No one really knew why Maheshdas Zoloda had changed his mind all of a sudden. There were various rumours within the top TFP circles. One was that he had run up a lot of debt and by returning to Tawa, would be able to avoid paying back his creditors. The other rumour, which was much more credible, was that as Maheshdas Zoloda grew older, he slowly realised how enjoyable it would be to wield power over twenty million people.
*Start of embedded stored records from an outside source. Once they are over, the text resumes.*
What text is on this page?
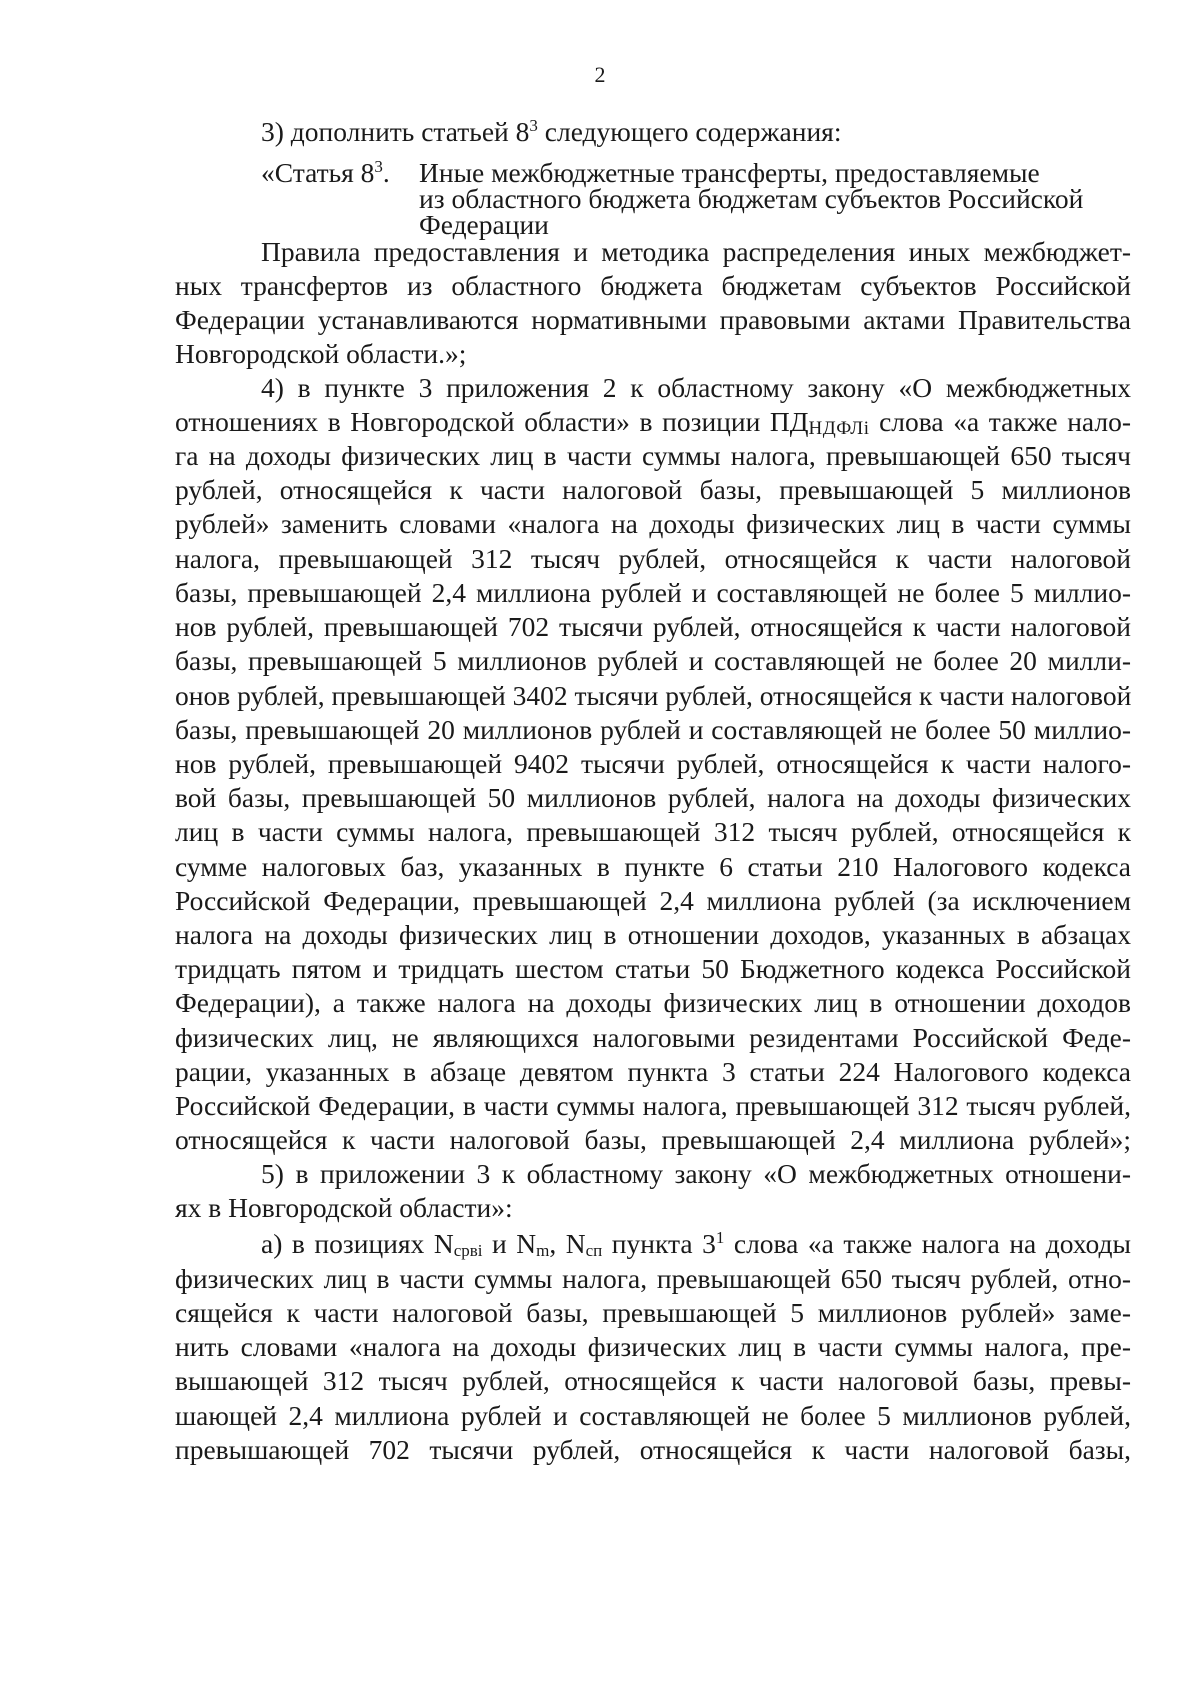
2
3) дополнить статьей $8^3$ следующего содержания:
«Статья $8^3$. Иные межбюджетные трансферты, предоставляемые
из областного бюджета бюджетам субъектов Российской
Федерации
Правила предоставления и методика распределения иных межбюджет-
ных трансфертов из областного бюджета бюджетам субъектов Российской
Федерации устанавливаются нормативными правовыми актами Правительства
Новгородской области.»;
4) в пункте 3 приложения 2 к областному закону «О межбюджетных
отношениях в Новгородской области» в позиции $ПД_{НДФЛi}$ слова «а также нало-
га на доходы физических лиц в части суммы налога, превышающей 650 тысяч
рублей, относящейся к части налоговой базы, превышающей 5 миллионов
рублей» заменить словами «налога на доходы физических лиц в части суммы
налога, превышающей 312 тысяч рублей, относящейся к части налоговой
базы, превышающей 2,4 миллиона рублей и составляющей не более 5 миллио-
нов рублей, превышающей 702 тысячи рублей, относящейся к части налоговой
базы, превышающей 5 миллионов рублей и составляющей не более 20 милли-
онов рублей, превышающей 3402 тысячи рублей, относящейся к части налоговой
базы, превышающей 20 миллионов рублей и составляющей не более 50 миллио-
нов рублей, превышающей 9402 тысячи рублей, относящейся к части налого-
вой базы, превышающей 50 миллионов рублей, налога на доходы физических
лиц в части суммы налога, превышающей 312 тысяч рублей, относящейся к
сумме налоговых баз, указанных в пункте 6 статьи 210 Налогового кодекса
Российской Федерации, превышающей 2,4 миллиона рублей (за исключением
налога на доходы физических лиц в отношении доходов, указанных в абзацах
тридцать пятом и тридцать шестом статьи 50 Бюджетного кодекса Российской
Федерации), а также налога на доходы физических лиц в отношении доходов
физических лиц, не являющихся налоговыми резидентами Российской Феде-
рации, указанных в абзаце девятом пункта 3 статьи 224 Налогового кодекса
Российской Федерации, в части суммы налога, превышающей 312 тысяч рублей,
относящейся к части налоговой базы, превышающей 2,4 миллиона рублей»;
5) в приложении 3 к областному закону «О межбюджетных отношени-
ях в Новгородской области»:
а) в позициях $N_{срвi}$ и $N_m$, $N_{сп}$ пункта $3^1$ слова «а также налога на доходы
физических лиц в части суммы налога, превышающей 650 тысяч рублей, отно-
сящейся к части налоговой базы, превышающей 5 миллионов рублей» заме-
нить словами «налога на доходы физических лиц в части суммы налога, пре-
вышающей 312 тысяч рублей, относящейся к части налоговой базы, превы-
шающей 2,4 миллиона рублей и составляющей не более 5 миллионов рублей,
превышающей 702 тысячи рублей, относящейся к части налоговой базы,
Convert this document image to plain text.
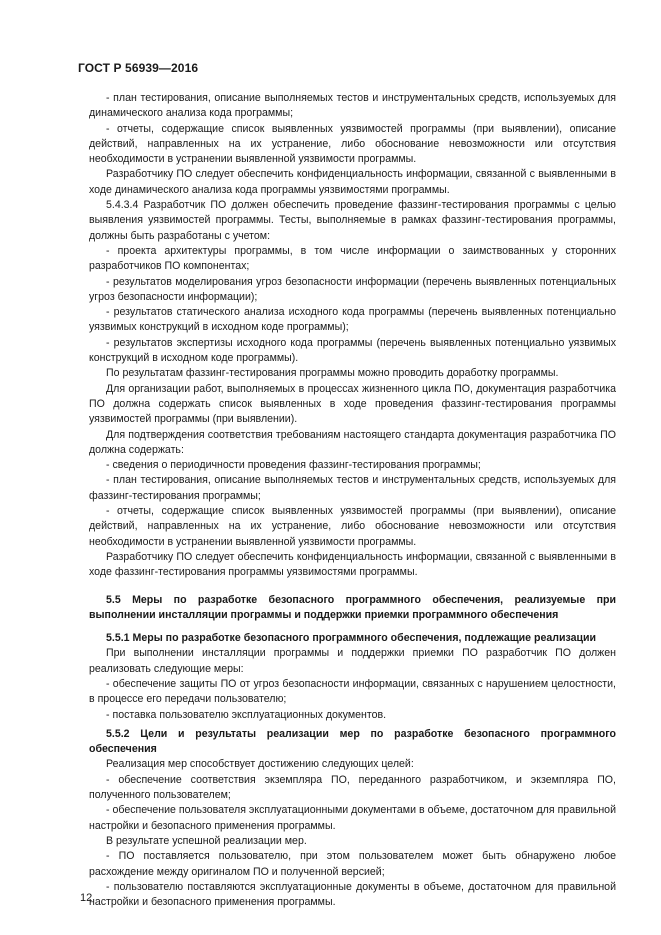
ГОСТ Р 56939—2016

- план тестирования, описание выполняемых тестов и инструментальных средств, используемых для динамического анализа кода программы;

- отчеты, содержащие список выявленных уязвимостей программы (при выявлении), описание действий, направленных на их устранение, либо обоснование невозможности или отсутствия необходимости в устранении выявленной уязвимости программы.

Разработчику ПО следует обеспечить конфиденциальность информации, связанной с выявленными в ходе динамического анализа кода программы уязвимостями программы.

5.4.3.4 Разработчик ПО должен обеспечить проведение фаззинг-тестирования программы с целью выявления уязвимостей программы. Тесты, выполняемые в рамках фаззинг-тестирования программы, должны быть разработаны с учетом:

- проекта архитектуры программы, в том числе информации о заимствованных у сторонних разработчиков ПО компонентах;

- результатов моделирования угроз безопасности информации (перечень выявленных потенциальных угроз безопасности информации);

- результатов статического анализа исходного кода программы (перечень выявленных потенциально уязвимых конструкций в исходном коде программы);

- результатов экспертизы исходного кода программы (перечень выявленных потенциально уязвимых конструкций в исходном коде программы).

По результатам фаззинг-тестирования программы можно проводить доработку программы.

Для организации работ, выполняемых в процессах жизненного цикла ПО, документация разработчика ПО должна содержать список выявленных в ходе проведения фаззинг-тестирования программы уязвимостей программы (при выявлении).

Для подтверждения соответствия требованиям настоящего стандарта документация разработчика ПО должна содержать:

- сведения о периодичности проведения фаззинг-тестирования программы;

- план тестирования, описание выполняемых тестов и инструментальных средств, используемых для фаззинг-тестирования программы;

- отчеты, содержащие список выявленных уязвимостей программы (при выявлении), описание действий, направленных на их устранение, либо обоснование невозможности или отсутствия необходимости в устранении выявленной уязвимости программы.

Разработчику ПО следует обеспечить конфиденциальность информации, связанной с выявленными в ходе фаззинг-тестирования программы уязвимостями программы.

5.5 Меры по разработке безопасного программного обеспечения, реализуемые при выполнении инсталляции программы и поддержки приемки программного обеспечения

5.5.1 Меры по разработке безопасного программного обеспечения, подлежащие реализации

При выполнении инсталляции программы и поддержки приемки ПО разработчик ПО должен реализовать следующие меры:

- обеспечение защиты ПО от угроз безопасности информации, связанных с нарушением целостности, в процессе его передачи пользователю;

- поставка пользователю эксплуатационных документов.

5.5.2 Цели и результаты реализации мер по разработке безопасного программного обеспечения

Реализация мер способствует достижению следующих целей:

- обеспечение соответствия экземпляра ПО, переданного разработчиком, и экземпляра ПО, полученного пользователем;

- обеспечение пользователя эксплуатационными документами в объеме, достаточном для правильной настройки и безопасного применения программы.

В результате успешной реализации мер.

- ПО поставляется пользователю, при этом пользователем может быть обнаружено любое расхождение между оригиналом ПО и полученной версией;

- пользователю поставляются эксплуатационные документы в объеме, достаточном для правильной настройки и безопасного применения программы.

12
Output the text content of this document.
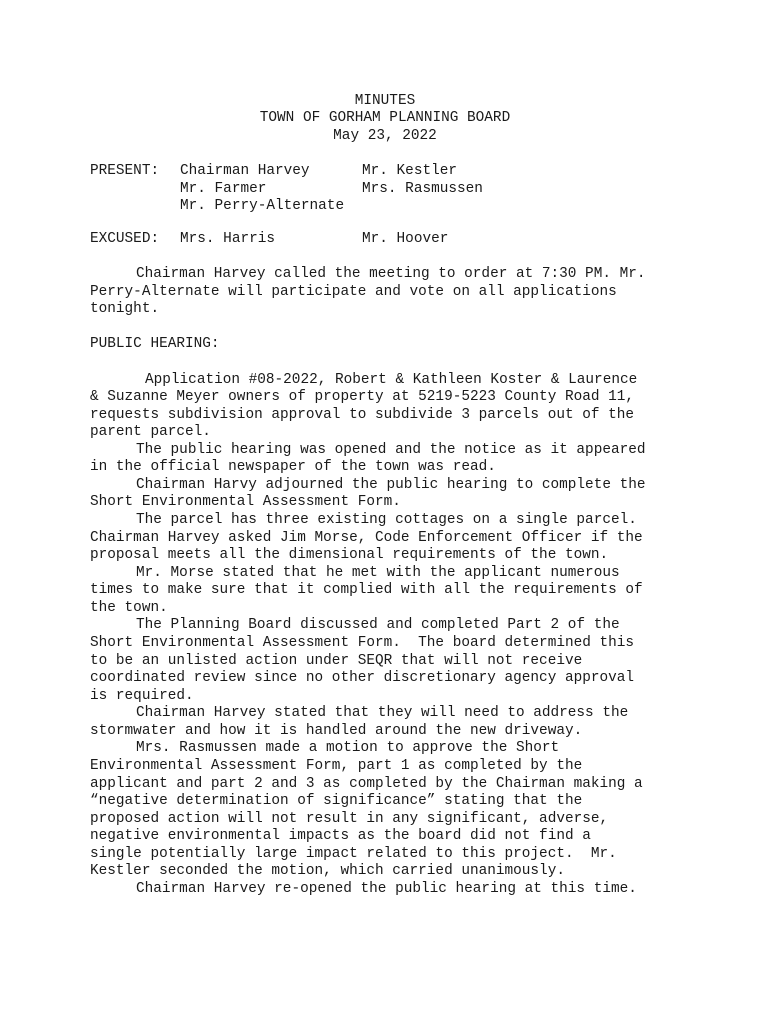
MINUTES
TOWN OF GORHAM PLANNING BOARD
May 23, 2022
PRESENT: Chairman Harvey	Mr. Kestler
Mr. Farmer	Mrs. Rasmussen
Mr. Perry-Alternate
EXCUSED: Mrs. Harris	Mr. Hoover
Chairman Harvey called the meeting to order at 7:30 PM. Mr.
Perry-Alternate will participate and vote on all applications
tonight.
PUBLIC HEARING:
Application #08-2022, Robert & Kathleen Koster & Laurence
& Suzanne Meyer owners of property at 5219-5223 County Road 11,
requests subdivision approval to subdivide 3 parcels out of the
parent parcel.
The public hearing was opened and the notice as it appeared
in the official newspaper of the town was read.
Chairman Harvy adjourned the public hearing to complete the
Short Environmental Assessment Form.
The parcel has three existing cottages on a single parcel.
Chairman Harvey asked Jim Morse, Code Enforcement Officer if the
proposal meets all the dimensional requirements of the town.
Mr. Morse stated that he met with the applicant numerous
times to make sure that it complied with all the requirements of
the town.
The Planning Board discussed and completed Part 2 of the
Short Environmental Assessment Form.  The board determined this
to be an unlisted action under SEQR that will not receive
coordinated review since no other discretionary agency approval
is required.
Chairman Harvey stated that they will need to address the
stormwater and how it is handled around the new driveway.
Mrs. Rasmussen made a motion to approve the Short
Environmental Assessment Form, part 1 as completed by the
applicant and part 2 and 3 as completed by the Chairman making a
“negative determination of significance” stating that the
proposed action will not result in any significant, adverse,
negative environmental impacts as the board did not find a
single potentially large impact related to this project.  Mr.
Kestler seconded the motion, which carried unanimously.
Chairman Harvey re-opened the public hearing at this time.
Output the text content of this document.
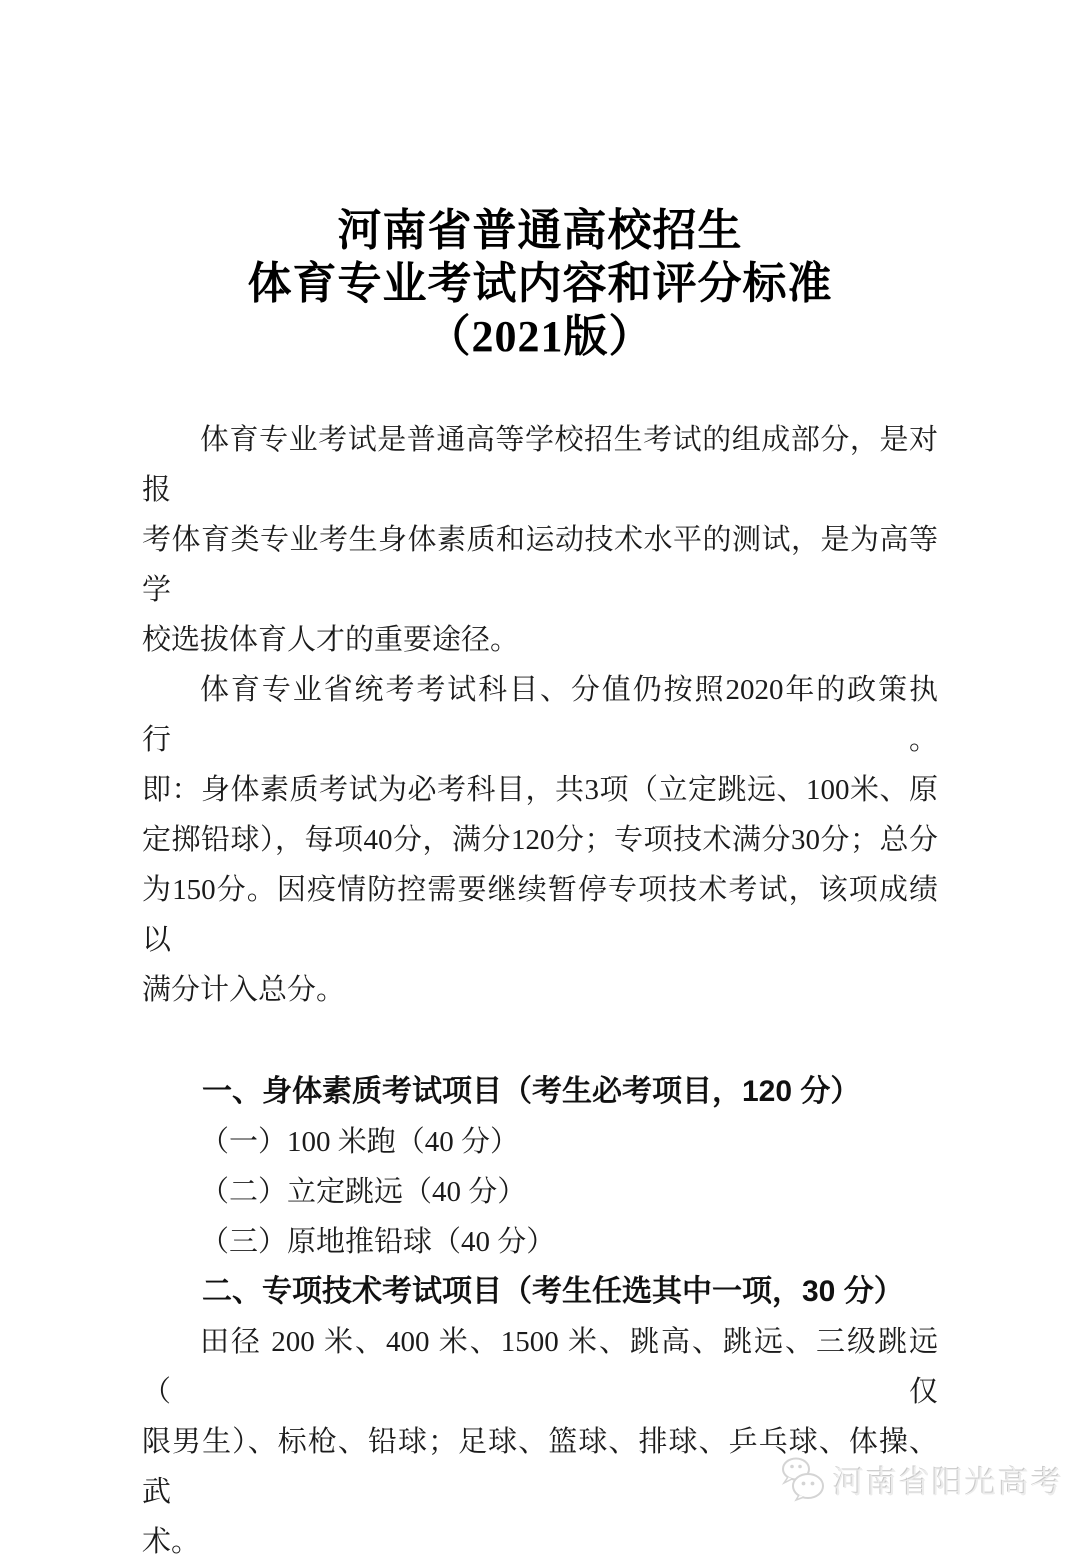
河南省普通高校招生
体育专业考试内容和评分标准
（2021版）
体育专业考试是普通高等学校招生考试的组成部分，是对报
考体育类专业考生身体素质和运动技术水平的测试，是为高等学
校选拔体育人才的重要途径。
体育专业省统考考试科目、分值仍按照2020年的政策执行。
即：身体素质考试为必考科目，共3项（立定跳远、100米、原
定掷铅球），每项40分，满分120分；专项技术满分30分；总分
为150分。因疫情防控需要继续暂停专项技术考试，该项成绩以
满分计入总分。
一、身体素质考试项目（考生必考项目，120 分）
（一）100 米跑（40 分）
（二）立定跳远（40 分）
（三）原地推铅球（40 分）
二、专项技术考试项目（考生任选其中一项，30 分）
田径 200 米、400 米、1500 米、跳高、跳远、三级跳远（仅
限男生）、标枪、铅球；足球、篮球、排球、乒乓球、体操、武
术。
河南省阳光高考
Stephen finished his breakfast. He went back inside the room, dumped his plate on the trolley and went into the bathroom to brush his teeth. He stared into the mirror and spoke aloud, as if he were a news anchor for a satellite channel reporting live from Hepara. ‘The people of Tawa don’t really have too many choices. There’s Kemon Padusee, a man once chosen by General Naranin to head a quisling government. A man who stood by and watched while the military rulers imprisoned and tortured so many Tawans – both Seedas and Keendas – including many members of the TFP, the party he had once belonged to. Then there’s Maheshdas Zoloda, a totally unknown quantity who has the weight of his father’s brand name behind him. The TFP was begging for his to return to Tawa for many years and he had steadfastedly refused. Then all of a sudden, he returns to Tawa to take part in the elections. And within a day of reaching Tawa, Maheshdas gets elected unanimously by the TFP’s executive council as the party chairman. It seems to be settled that if the TFP wins a majority, Maheshdas Zoloda will be the next Prime Minister. No one seems to be bothered to even put up a semblance of intra-party democracy. But why blame the TFP members? There was no one who could pose a challenge to Maheshdas Zoloda in terms of popularity. It didn’t matter that Horan had a million times more experience than Maheshdas Zoloda, that he had led the struggle against the military rulers, that he had even gone to jail for the cause of democracy. No. All that mattered was whom the masses preferred. Which was how it ought to be in a democracy, wasn’t it?
Stephen started to brush his teeth, taking special care to brush the rear of his teeth. He could not speak out aloud, but his thought process continued. So, who’s to blame? The people always get the government they deserve. Was Maheshdas Zoloda going to be any worse that Horan Samiban? No. Not really. In fact, there was a very good chance that Maheshdas Zoloda would never stoop as low as any of the other politicians. He might turn out to be incompetent, but then, with some luck, he could turn out to be a half decent Prime Minister. A few good advisors, some sensible advice, a willingness to learn, a kind heart … No, he needn’t be kind-hearted. A kind-hearted man would not survive Tawan politics. A sensible man who was not evil. That’s all that was needed. But for some reason, Stephen was not too optimistic for Tawa’s future.